A biopic on the early days of the Razzie Award Winner for Worst Supporting Actor Donald Trump, "The Apprentice" is a dark satire on abandoning any scruples and doing anything for success. The director Ali Abbasi directs the movie conventionally, but efficiently, with no empty walk, presenting the first half in an objective, restrained way, almost with a human dimension, showing Trump as insecure, humble and struggling, while the second half becomes its exact opposite, a clinical, cynical depiction of a cold Trump-businessman whose only goal is to earn more and more money. "The Apprentice" is an 'origin story' in which the ruthless lawyer Roy Cohn is depicted mentoring a young Trump into becoming ruthless to succeed, giving a philosophy where victory and success are the meaning of life. He will sell his soul for success, but doesn't realize what kind of a system he is invoking—an economy based on endless cruelty. Jeremy Strong gives an excellent and energetic performance as Cohn, while Sebastian Stan also delivers a very good performance, but he does not physically resemble Trump that much, and his voice is not that close to Trump's voice. Maria Bakalova is also powerful as Trump's first wife, Ivana.
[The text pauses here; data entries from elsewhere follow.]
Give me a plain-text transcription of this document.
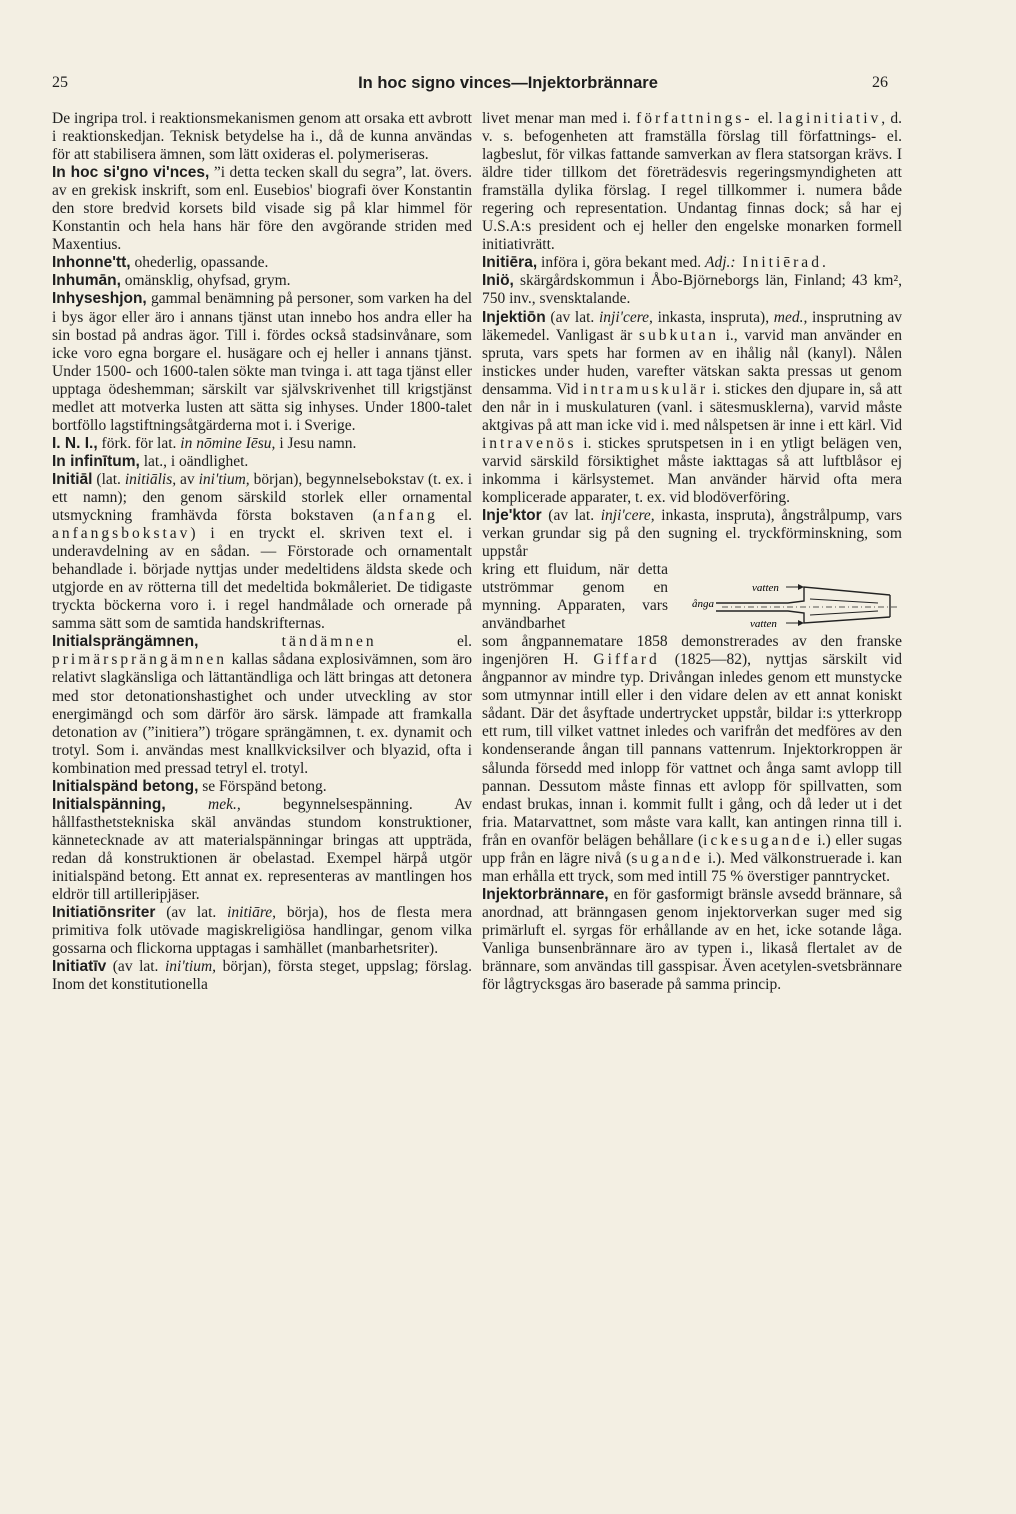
25	In hoc signo vinces—Injektorbrännare	26

De ingripa trol. i reaktionsmekanismen genom att orsaka ett avbrott i reaktionskedjan. Teknisk betydelse ha i., då de kunna användas för att stabilisera ämnen, som lätt oxideras el. polymeriseras.

In hoc si'gno vi'nces, ”i detta tecken skall du segra”, lat. övers. av en grekisk inskrift, som enl. Eusebios' biografi över Konstantin den store bredvid korsets bild visade sig på klar himmel för Konstantin och hela hans här före den avgörande striden med Maxentius.

Inhonne'tt, ohederlig, opassande.

Inhumān, omänsklig, ohyfsad, grym.

Inhyseshjon, gammal benämning på personer, som varken ha del i bys ägor eller äro i annans tjänst utan innebo hos andra eller ha sin bostad på andras ägor. Till i. fördes också stadsinvånare, som icke voro egna borgare el. husägare och ej heller i annans tjänst. Under 1500- och 1600-talen sökte man tvinga i. att taga tjänst eller upptaga ödeshemman; särskilt var självskrivenhet till krigstjänst medlet att motverka lusten att sätta sig inhyses. Under 1800-talet bortföllo lagstiftningsåtgärderna mot i. i Sverige.

I. N. I., förk. för lat. in nōmine Iēsu, i Jesu namn.

In infinītum, lat., i oändlighet.

Initiāl (lat. initiālis, av ini'tium, början), begynnelsebokstav (t. ex. i ett namn); den genom särskild storlek eller ornamental utsmyckning framhävda första bokstaven (anfang el. anfangsbokstav) i en tryckt el. skriven text el. i underavdelning av en sådan. — Förstorade och ornamentalt behandlade i. började nyttjas under medeltidens äldsta skede och utgjorde en av rötterna till det medeltida bokmåleriet. De tidigaste tryckta böckerna voro i. i regel handmålade och ornerade på samma sätt som de samtida handskrifternas.

Initialsprängämnen, tändämnen el. primärsprängämnen kallas sådana explosivämnen, som äro relativt slagkänsliga och lättantändliga och lätt bringas att detonera med stor detonationshastighet och under utveckling av stor energimängd och som därför äro särsk. lämpade att framkalla detonation av (”initiera”) trögare sprängämnen, t. ex. dynamit och trotyl. Som i. användas mest knallkvicksilver och blyazid, ofta i kombination med pressad tetryl el. trotyl.

Initialspänd betong, se Förspänd betong.

Initialspänning, mek., begynnelsespänning. Av hållfasthetstekniska skäl användas stundom konstruktioner, kännetecknade av att materialspänningar bringas att uppträda, redan då konstruktionen är obelastad. Exempel härpå utgör initialspänd betong. Ett annat ex. representeras av mantlingen hos eldrör till artilleripjäser.

Initiatiōnsriter (av lat. initiāre, börja), hos de flesta mera primitiva folk utövade magiskreligiösa handlingar, genom vilka gossarna och flickorna upptagas i samhället (manbarhetsriter).

Initiatīv (av lat. ini'tium, början), första steget, uppslag; förslag. Inom det konstitutionella

livet menar man med i. författnings- el. laginitiativ, d. v. s. befogenheten att framställa förslag till författnings- el. lagbeslut, för vilkas fattande samverkan av flera statsorgan krävs. I äldre tider tillkom det företrädesvis regeringsmyndigheten att framställa dylika förslag. I regel tillkommer i. numera både regering och representation. Undantag finnas dock; så har ej U.S.A:s president och ej heller den engelske monarken formell initiativrätt.

Initiēra, införa i, göra bekant med. Adj.: Initiērad.

Iniö, skärgårdskommun i Åbo-Björneborgs län, Finland; 43 km², 750 inv., svensktalande.

Injektiōn (av lat. inji'cere, inkasta, inspruta), med., insprutning av läkemedel. Vanligast är subkutan i., varvid man använder en spruta, vars spets har formen av en ihålig nål (kanyl). Nålen instickes under huden, varefter vätskan sakta pressas ut genom densamma. Vid intramuskulär i. stickes den djupare in, så att den når in i muskulaturen (vanl. i sätesmusklerna), varvid måste aktgivas på att man icke vid i. med nålspetsen är inne i ett kärl. Vid intravenös i. stickes sprutspetsen in i en ytligt belägen ven, varvid särskild försiktighet måste iakttagas så att luftblåsor ej inkomma i kärlsystemet. Man använder härvid ofta mera komplicerade apparater, t. ex. vid blodöverföring.

Inje'ktor (av lat. inji'cere, inkasta, inspruta), ångstrålpump, vars verkan grundar sig på den sugning el. tryckförminskning, som uppstår

kring ett fluidum, när detta utströmmar genom en mynning. Apparaten, vars användbarhet

ånga
vatten
vatten

som ångpannematare 1858 demonstrerades av den franske ingenjören H. Giffard (1825—82), nyttjas särskilt vid ångpannor av mindre typ. Drivångan inledes genom ett munstycke som utmynnar intill eller i den vidare delen av ett annat koniskt sådant. Där det åsyftade undertrycket uppstår, bildar i:s ytterkropp ett rum, till vilket vattnet inledes och varifrån det medföres av den kondenserande ångan till pannans vattenrum. Injektorkroppen är sålunda försedd med inlopp för vattnet och ånga samt avlopp till pannan. Dessutom måste finnas ett avlopp för spillvatten, som endast brukas, innan i. kommit fullt i gång, och då leder ut i det fria. Matarvattnet, som måste vara kallt, kan antingen rinna till i. från en ovanför belägen behållare (ickesugande i.) eller sugas upp från en lägre nivå (sugande i.). Med välkonstruerade i. kan man erhålla ett tryck, som med intill 75 % överstiger panntrycket.

Injektorbrännare, en för gasformigt bränsle avsedd brännare, så anordnad, att bränngasen genom injektorverkan suger med sig primärluft el. syrgas för erhållande av en het, icke sotande låga. Vanliga bunsenbrännare äro av typen i., likaså flertalet av de brännare, som användas till gasspisar. Även acetylen-svetsbrännare för lågtrycksgas äro baserade på samma princip.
"The Apprentice" starts with a sly archive footage of former US President Richard Nixon holding a speech: "I've made my mistakes, but in all my years in public life, I have never profited from public service... And in all my years of public life, I've never obstructed justice... I welcome this kind of examination. Because people have got to know whether or not their President is a crook". In one sequence, as Trump visits Cohn's apartment, he observes photos in which Cohn is seen with many famous people, so they have this exchange: "How do you mix with all these people?" - "Everybody wants to suck a winner's cock". In another sequence, after blackmailing an official with photos of his gay relationship, and ordering him to make a lawsuit "go away", Cohn says to Trump: "You played sports? They probably taught you to play the ball, not the man. But you see, in reality, it's the total opposite. You play the man, not the ball... This is a nation of men, not laws. There is no right and wrong. There is no morality. There is no truth with a capital T. It's a construct, it's a fiction, it's man-made. None of it matters except winning. That's it." A sobering, nihilistic and sharp psychological analysis of the mentality of success under any cost, and the interwoven link between capitalism, blackmail, bribery and corruption—as well as success being used for therapy for some people's personal neurosis—but the ending feels incomplete and abrupt, failing to bring a more articulated point in the final scene.